The more they are storing on legacy systems, the more they are going to need this updated platform. Choosing the right one could serve a valuable dual purpose, providing the right tools to ensure compliance – and to see off the competition. Only then can they turn the crisis into a real revolution.
Looking Forward
Banks should not despair of course at the scale of the challenge they face in achieving PSD2 compliance, however daunting it might appear to them. Penalties are likely to be left to the regulator’s discretion. It is unlikely that they will impose significant fines if they feel the bank is making a serious effort to achieve compliance. The likelihood is that if they feel the bank is on the right path, they will instead offer them their support in trying to get where they need to be as part of an ongoing process of assessment. PSD2 represents such a significant change for the whole banking industry that it is appropriate for the regulators to take a measured approach to its implementation and rollout.

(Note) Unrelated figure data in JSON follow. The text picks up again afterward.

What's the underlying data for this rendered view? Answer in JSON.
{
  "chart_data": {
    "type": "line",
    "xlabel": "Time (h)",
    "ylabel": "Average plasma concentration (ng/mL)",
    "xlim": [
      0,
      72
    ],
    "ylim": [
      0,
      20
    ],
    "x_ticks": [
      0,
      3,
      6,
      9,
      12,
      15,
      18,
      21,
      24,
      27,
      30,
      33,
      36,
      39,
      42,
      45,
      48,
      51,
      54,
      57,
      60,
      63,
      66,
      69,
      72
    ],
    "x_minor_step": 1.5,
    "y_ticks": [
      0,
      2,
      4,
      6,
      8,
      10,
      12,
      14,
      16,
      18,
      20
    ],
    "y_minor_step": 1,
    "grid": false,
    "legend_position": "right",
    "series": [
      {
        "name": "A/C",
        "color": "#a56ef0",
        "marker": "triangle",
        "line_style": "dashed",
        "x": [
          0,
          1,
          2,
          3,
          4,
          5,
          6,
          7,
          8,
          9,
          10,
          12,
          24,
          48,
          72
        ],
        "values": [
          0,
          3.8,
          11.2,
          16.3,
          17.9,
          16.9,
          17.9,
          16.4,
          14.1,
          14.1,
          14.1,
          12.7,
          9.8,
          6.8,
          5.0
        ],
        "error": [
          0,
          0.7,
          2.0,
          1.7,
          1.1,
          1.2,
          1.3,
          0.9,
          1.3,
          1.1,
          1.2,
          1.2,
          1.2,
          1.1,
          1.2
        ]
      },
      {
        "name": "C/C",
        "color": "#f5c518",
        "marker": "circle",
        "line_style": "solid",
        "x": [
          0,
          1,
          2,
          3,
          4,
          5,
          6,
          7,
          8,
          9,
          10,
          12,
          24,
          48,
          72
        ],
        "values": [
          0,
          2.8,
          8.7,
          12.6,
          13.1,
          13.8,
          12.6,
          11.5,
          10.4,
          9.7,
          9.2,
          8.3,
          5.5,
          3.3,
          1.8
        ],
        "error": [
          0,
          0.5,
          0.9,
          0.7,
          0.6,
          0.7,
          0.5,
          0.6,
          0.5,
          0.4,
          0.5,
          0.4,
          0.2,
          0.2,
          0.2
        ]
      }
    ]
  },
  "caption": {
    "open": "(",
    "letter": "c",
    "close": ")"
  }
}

Banks should ultimately be quite clear about the direction of travel though. PSD2 is here and it heralds a new era of open banking. Banks need to start to release their data in a secure standardised form to enable it to be more easily shared with authorised third-party providers. To do this, as we have seen, they will need to put in place far more flexible, agile and well-integrated systems infrastructures that can manage vast volumes of data and also support high-speed and high-performance analytics. The future of banking is changing all the time. Traditional banks may not exist in their current form in a decade or two. However, the more forward-thinking among them will see PSD2 not just as a threat but also an opportunity to adapt to the new landscape and start using APIs as a driver of innovative services.
To navigate the future wave of regulatory disruption and give themselves the best chance of surviving and thriving in the future, they need to ensure they are taking steps today to ensure they are adapting their whole approach and putting in the place the right systems and solutions to make success much more likely in the future.